大同の渾身のネタを、ひなたは意味もわからずにスルーしてしまうこともよくあった。
「笑いどころがわからない時があって……」
ひなたはがそんな自分をつまらない女だと思っていると、カメラマンの鮫島に聞かされたことがあった。
「もっと愛嬌があればイイんですけど、って言うんっすよ」
「……そんなこと言ってたんだ」
「じゃあさあ、もっと笑ってごらんよ、ひなたちゃん可愛いから、って言ったんす。でも、なんか上手に笑えないんだって。
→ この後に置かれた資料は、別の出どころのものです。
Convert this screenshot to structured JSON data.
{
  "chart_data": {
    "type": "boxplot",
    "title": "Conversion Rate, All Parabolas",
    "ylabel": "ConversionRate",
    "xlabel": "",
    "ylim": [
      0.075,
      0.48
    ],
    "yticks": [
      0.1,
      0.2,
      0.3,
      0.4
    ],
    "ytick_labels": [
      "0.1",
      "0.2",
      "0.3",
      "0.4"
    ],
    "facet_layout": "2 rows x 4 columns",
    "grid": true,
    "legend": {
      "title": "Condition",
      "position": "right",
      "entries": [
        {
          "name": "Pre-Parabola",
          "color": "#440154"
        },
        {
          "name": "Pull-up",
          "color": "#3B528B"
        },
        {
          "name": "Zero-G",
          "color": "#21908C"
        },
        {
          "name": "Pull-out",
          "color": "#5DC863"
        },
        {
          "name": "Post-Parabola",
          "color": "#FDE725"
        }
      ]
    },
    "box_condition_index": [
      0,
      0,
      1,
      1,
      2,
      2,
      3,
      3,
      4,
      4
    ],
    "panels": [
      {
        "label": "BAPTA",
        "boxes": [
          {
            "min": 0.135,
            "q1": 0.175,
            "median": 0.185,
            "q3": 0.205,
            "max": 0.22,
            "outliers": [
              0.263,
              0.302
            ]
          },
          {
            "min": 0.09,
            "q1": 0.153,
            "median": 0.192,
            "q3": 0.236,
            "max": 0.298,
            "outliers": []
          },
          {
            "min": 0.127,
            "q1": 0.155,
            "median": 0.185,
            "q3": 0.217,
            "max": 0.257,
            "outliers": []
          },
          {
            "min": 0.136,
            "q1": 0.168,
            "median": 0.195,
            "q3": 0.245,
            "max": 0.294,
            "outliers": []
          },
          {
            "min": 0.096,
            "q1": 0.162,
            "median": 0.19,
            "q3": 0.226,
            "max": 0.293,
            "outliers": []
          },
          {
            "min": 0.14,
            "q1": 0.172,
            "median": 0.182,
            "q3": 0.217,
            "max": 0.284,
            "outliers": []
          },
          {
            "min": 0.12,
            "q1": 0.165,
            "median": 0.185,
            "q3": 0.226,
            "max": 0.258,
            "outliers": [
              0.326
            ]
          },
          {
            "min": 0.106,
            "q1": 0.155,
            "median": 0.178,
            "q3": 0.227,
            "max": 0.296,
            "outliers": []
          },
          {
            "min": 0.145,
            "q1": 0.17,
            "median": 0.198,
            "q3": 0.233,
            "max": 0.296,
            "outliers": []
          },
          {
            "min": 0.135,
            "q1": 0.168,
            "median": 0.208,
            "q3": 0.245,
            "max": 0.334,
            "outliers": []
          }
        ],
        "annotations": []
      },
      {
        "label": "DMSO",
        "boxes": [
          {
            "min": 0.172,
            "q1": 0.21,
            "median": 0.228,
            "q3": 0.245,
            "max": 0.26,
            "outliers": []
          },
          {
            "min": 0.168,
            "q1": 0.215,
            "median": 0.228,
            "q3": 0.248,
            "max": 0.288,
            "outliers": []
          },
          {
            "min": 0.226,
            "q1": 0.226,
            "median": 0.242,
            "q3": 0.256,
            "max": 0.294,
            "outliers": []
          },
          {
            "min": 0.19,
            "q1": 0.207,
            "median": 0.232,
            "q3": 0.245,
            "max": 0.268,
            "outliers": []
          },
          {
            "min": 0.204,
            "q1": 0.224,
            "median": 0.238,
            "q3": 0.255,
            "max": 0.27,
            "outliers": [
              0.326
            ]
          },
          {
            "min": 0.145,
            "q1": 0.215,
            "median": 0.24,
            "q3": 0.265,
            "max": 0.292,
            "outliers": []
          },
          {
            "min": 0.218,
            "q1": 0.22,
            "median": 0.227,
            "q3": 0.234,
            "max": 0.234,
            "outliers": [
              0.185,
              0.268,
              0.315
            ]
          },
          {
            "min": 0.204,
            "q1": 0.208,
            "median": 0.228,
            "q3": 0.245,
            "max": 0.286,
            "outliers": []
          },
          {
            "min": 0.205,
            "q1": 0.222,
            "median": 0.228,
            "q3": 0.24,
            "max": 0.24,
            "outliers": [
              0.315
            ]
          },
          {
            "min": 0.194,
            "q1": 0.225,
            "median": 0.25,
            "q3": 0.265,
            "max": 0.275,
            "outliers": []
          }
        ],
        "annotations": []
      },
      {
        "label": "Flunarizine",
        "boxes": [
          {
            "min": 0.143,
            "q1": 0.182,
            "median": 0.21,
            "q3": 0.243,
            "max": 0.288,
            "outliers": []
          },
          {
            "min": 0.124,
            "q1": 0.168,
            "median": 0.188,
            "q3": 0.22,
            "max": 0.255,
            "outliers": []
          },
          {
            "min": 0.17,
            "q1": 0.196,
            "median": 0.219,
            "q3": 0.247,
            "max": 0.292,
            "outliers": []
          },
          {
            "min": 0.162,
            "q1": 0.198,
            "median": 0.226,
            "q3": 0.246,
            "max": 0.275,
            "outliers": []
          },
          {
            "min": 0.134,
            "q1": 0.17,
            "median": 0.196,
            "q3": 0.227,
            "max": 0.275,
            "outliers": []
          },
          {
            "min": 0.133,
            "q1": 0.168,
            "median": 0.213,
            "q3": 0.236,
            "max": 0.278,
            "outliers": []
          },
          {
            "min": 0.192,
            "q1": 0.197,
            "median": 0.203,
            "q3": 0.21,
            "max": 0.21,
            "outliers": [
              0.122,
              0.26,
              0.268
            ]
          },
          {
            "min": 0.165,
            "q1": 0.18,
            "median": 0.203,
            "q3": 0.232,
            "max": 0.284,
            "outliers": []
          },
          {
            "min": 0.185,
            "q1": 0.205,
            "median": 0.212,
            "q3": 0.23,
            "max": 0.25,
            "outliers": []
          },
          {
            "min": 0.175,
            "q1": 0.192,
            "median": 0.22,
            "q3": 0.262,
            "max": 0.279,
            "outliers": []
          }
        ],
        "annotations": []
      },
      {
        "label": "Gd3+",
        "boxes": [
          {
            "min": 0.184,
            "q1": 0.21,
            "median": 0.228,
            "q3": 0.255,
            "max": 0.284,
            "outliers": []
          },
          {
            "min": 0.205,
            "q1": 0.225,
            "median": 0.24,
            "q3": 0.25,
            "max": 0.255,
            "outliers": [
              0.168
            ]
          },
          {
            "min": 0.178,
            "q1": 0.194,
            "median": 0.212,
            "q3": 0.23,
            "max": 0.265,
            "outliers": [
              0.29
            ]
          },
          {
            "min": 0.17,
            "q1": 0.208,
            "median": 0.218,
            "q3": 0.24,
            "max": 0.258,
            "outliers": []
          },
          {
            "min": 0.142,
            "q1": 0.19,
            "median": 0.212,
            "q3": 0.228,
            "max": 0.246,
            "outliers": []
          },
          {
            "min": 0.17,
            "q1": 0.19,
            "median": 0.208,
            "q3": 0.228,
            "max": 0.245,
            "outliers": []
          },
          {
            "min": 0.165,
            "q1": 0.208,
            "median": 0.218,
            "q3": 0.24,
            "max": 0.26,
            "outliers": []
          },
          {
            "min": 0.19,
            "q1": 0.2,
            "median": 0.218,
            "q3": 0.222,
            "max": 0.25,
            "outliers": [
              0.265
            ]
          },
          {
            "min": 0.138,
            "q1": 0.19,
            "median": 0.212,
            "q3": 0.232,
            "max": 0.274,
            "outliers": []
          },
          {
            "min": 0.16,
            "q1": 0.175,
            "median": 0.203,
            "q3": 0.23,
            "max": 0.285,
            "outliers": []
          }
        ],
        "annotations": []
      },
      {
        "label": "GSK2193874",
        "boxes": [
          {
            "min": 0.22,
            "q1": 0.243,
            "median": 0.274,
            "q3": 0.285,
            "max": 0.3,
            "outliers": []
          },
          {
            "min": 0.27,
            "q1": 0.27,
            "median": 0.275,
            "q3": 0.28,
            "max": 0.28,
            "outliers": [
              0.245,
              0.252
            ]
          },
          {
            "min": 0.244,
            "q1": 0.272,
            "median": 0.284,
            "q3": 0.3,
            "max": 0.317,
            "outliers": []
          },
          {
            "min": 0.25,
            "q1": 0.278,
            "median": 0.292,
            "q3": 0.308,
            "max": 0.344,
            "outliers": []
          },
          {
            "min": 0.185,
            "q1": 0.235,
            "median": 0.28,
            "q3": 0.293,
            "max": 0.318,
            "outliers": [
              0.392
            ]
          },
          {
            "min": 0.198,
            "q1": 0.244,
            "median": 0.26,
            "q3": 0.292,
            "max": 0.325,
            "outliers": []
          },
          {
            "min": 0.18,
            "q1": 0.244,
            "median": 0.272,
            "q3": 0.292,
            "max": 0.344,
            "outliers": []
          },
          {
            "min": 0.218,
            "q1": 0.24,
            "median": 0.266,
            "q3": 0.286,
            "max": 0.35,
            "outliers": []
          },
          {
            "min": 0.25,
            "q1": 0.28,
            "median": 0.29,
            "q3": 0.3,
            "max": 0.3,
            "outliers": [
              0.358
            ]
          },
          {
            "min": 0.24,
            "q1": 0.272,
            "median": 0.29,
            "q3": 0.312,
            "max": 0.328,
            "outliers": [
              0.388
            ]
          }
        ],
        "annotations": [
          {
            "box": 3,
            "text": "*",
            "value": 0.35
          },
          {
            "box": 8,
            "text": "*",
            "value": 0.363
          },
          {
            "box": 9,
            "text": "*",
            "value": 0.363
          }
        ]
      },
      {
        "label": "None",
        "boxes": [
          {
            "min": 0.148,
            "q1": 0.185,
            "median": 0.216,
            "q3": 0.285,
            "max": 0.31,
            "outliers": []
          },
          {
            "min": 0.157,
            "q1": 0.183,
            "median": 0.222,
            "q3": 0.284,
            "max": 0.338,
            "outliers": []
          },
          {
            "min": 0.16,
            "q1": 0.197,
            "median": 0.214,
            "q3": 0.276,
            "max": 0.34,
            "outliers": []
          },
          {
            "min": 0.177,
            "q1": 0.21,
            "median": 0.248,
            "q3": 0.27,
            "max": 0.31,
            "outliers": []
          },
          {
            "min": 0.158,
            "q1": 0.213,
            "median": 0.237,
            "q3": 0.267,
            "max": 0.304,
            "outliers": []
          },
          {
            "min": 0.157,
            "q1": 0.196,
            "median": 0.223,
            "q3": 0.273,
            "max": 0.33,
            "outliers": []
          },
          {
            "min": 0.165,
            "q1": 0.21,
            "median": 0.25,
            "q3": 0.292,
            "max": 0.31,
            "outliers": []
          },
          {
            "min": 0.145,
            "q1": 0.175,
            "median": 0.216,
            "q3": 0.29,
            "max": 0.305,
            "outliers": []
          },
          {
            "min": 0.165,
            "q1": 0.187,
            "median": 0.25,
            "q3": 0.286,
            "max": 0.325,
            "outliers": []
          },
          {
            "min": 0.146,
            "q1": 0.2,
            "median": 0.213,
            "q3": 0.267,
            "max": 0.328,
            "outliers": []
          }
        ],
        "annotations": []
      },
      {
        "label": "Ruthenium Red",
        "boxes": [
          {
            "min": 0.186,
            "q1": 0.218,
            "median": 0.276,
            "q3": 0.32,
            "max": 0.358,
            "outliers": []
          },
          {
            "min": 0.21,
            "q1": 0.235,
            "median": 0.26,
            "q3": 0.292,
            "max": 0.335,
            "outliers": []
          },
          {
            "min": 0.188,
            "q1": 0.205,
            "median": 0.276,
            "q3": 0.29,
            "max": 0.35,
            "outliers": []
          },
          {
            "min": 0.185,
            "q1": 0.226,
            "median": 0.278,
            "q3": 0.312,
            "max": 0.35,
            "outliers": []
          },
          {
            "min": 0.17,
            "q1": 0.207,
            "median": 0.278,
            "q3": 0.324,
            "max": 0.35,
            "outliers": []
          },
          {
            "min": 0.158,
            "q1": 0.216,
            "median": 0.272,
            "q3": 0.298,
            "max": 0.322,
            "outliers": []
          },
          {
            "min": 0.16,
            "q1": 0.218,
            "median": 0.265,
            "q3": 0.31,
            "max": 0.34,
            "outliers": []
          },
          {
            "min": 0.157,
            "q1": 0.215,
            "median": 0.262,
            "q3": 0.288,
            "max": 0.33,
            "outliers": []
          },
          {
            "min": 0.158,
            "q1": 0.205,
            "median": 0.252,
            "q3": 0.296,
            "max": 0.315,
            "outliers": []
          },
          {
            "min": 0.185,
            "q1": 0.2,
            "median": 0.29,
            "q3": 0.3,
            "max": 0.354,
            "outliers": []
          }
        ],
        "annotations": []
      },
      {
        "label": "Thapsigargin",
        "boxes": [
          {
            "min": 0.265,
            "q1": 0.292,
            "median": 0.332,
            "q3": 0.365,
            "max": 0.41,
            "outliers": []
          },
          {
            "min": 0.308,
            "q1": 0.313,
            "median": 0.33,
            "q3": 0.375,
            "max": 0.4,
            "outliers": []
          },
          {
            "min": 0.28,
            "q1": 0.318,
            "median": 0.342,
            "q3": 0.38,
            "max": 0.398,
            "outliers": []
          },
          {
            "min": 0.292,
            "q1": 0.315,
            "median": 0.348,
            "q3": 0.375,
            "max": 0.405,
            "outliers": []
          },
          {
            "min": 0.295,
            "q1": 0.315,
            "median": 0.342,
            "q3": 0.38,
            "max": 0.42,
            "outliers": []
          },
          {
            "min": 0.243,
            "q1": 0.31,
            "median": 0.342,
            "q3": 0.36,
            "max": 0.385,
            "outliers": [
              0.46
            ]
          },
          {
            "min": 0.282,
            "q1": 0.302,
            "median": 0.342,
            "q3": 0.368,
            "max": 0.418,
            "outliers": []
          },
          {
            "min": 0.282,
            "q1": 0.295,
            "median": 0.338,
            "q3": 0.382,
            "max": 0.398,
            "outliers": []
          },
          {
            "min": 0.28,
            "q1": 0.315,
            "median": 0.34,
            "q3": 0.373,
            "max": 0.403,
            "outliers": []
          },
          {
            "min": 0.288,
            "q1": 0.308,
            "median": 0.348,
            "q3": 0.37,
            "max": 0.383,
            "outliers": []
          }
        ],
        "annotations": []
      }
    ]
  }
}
楽しいとか、嬉しいとかの神経がイカレテるんだって、言うんっす……ってまあ、そんな感じで、とにかく自分は愛想もなくて可愛げがない、の一点張りっすよ」
鮫島が自前のカメラを、くるくると回しながらチェックしているのを、大同は暗い目で見ていた。さらに訊く。
「イカレテるだなんてなあ。そんなことないと思うけどなあ……」
「でしょ? 俺、なんか居たたまれなくなっちゃって。ひなたちゃんはいつもクールにしてるから、少し笑っただけでもこっちはギャップ萌えだから、もっと笑ってみなよ、って言ったんす」
鮫島の話を聞けば聞くほど、胸に暗雲が広がっていくようで、大同の気持ちはますます暗くなった。
俺、イイこと言ったっすよね、と鮫島がドヤ顔で言うのも気に入らず、大同は言い放った。
「なあ、鮫島くん。君はもうひなちゃんにモデル頼むんじゃないよ」
「えー、どうしてですか? ちゃんと俺、ギャラ払ってるし」
「ひなちゃんは一般人だよ。金を渡してモデル頼むなんて、援助交際みたいなことはやめなさいよ」
「それ言ったら大同さんだって同じじゃないっすか……それに本人が良いって言ってるんすから問題ないっすよね。ひなたちゃん、肌綺麗だから今度ヌードでも頼んじゃおっかな」
鮫島の軽いノリに、キレた。ひなたが倒れた時に抱いた、細い身体の感触がオーバラップする。
「おいっ、いい加減にしろっ」
もう少しで、胸ぐらを掴むところだった。握りこぶしに力を入れて、とどまった。
「じょ、冗談ですよ」
「冗談でも言っていいことと悪いことがあるだろう」
声を落として、睨みつけるような声で言う。
「……すみません」
慌てて謝る鮫島だったが、大同はムカつく気持ちを抑えられなかった。そしてそんな自分に自分でも驚いたのだ。
ひなたを茶化されて、ムカつく自分がいることに。ヌードだなんてその一言で、ひなたを汚されたような気さえした。
「大同さん、列、動きましたよ」
ひなたの声に、はっとする。
鮫島の件は、今思い出すだけでも、許すことができないほどの嫌悪だった。
「ごめん、考え事してた」
「ここ狭いから、詰めちゃいましょう」
チケットをまだ購入していない人が数人、スタッフに促されて列から離れていくのを見ながら、大同は数歩、前へと進んだ。